Unfortunate Fulmerford is Dr Lemurov I believe. Who he? Canna say.


From: Jansy Mello <jansy.nabokv-L@AETERN.US>
To: NABOKV-L@LISTSERV.UCSB.EDU
Sent: Friday, October 18, 2013 7:27 PM
Subject: Re: [NABOKV-L] [Nabokov-L] - misidentification


Irena Ksiezopolska. Robert Roper, Mary Efremov  and A. Bouazza wondered about a misidentification that's become unexplainably rather frequent in the media for the past months (I've seen an online blog substitute an incorrect photo with the cousin Nicolas for another photo, in a different pose, of the same Nicolas!).
AB summarizes the issue: "Once again Nicolas Nabokov is mistaken for Vladimir Nabokov. To me, the resemblance is very superficial and is further minimized by the prominent difference between their noses."
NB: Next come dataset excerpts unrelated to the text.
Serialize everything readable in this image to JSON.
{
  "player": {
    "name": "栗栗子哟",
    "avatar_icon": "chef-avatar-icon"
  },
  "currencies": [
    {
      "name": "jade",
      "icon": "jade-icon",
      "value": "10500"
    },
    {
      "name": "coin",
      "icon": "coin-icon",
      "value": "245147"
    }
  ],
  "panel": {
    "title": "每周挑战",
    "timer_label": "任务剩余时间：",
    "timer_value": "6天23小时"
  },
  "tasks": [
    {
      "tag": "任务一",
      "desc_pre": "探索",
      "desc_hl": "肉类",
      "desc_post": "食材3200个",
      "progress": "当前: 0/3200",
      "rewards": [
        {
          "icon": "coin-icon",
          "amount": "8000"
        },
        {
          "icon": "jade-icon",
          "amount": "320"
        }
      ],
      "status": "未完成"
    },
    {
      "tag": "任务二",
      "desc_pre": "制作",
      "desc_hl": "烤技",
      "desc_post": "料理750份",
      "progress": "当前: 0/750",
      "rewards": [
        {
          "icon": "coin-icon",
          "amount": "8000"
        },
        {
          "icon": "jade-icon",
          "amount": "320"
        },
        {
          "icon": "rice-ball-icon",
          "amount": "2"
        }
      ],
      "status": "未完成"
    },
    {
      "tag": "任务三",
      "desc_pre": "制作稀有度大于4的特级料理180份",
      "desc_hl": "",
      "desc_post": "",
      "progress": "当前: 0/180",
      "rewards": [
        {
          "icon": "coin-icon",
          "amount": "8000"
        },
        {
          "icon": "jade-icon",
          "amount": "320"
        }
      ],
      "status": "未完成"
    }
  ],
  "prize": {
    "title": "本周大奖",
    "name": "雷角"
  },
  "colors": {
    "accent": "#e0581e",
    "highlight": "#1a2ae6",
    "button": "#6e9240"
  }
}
In 1964 VN replied to an interviewer:  I have a fair inkling of my literary afterlife. I have sensed certain hints, I have felt the breeze of certain promises...With the Devil's connivance, I open a newspaper of 2063 and in some article on the books page I find: "Nobody reads Nabokov or Fulmerford today." Awful question: Who is this unfortunate Fulmerford? 
It hasn't occurred to him (nor anyone else for that matter) that his literary fate might prosper behind a wrong mask! There are so many Nabokovs, perhaps one should practice to always mark the one we are quoting. Not N, not D, not E but V.N.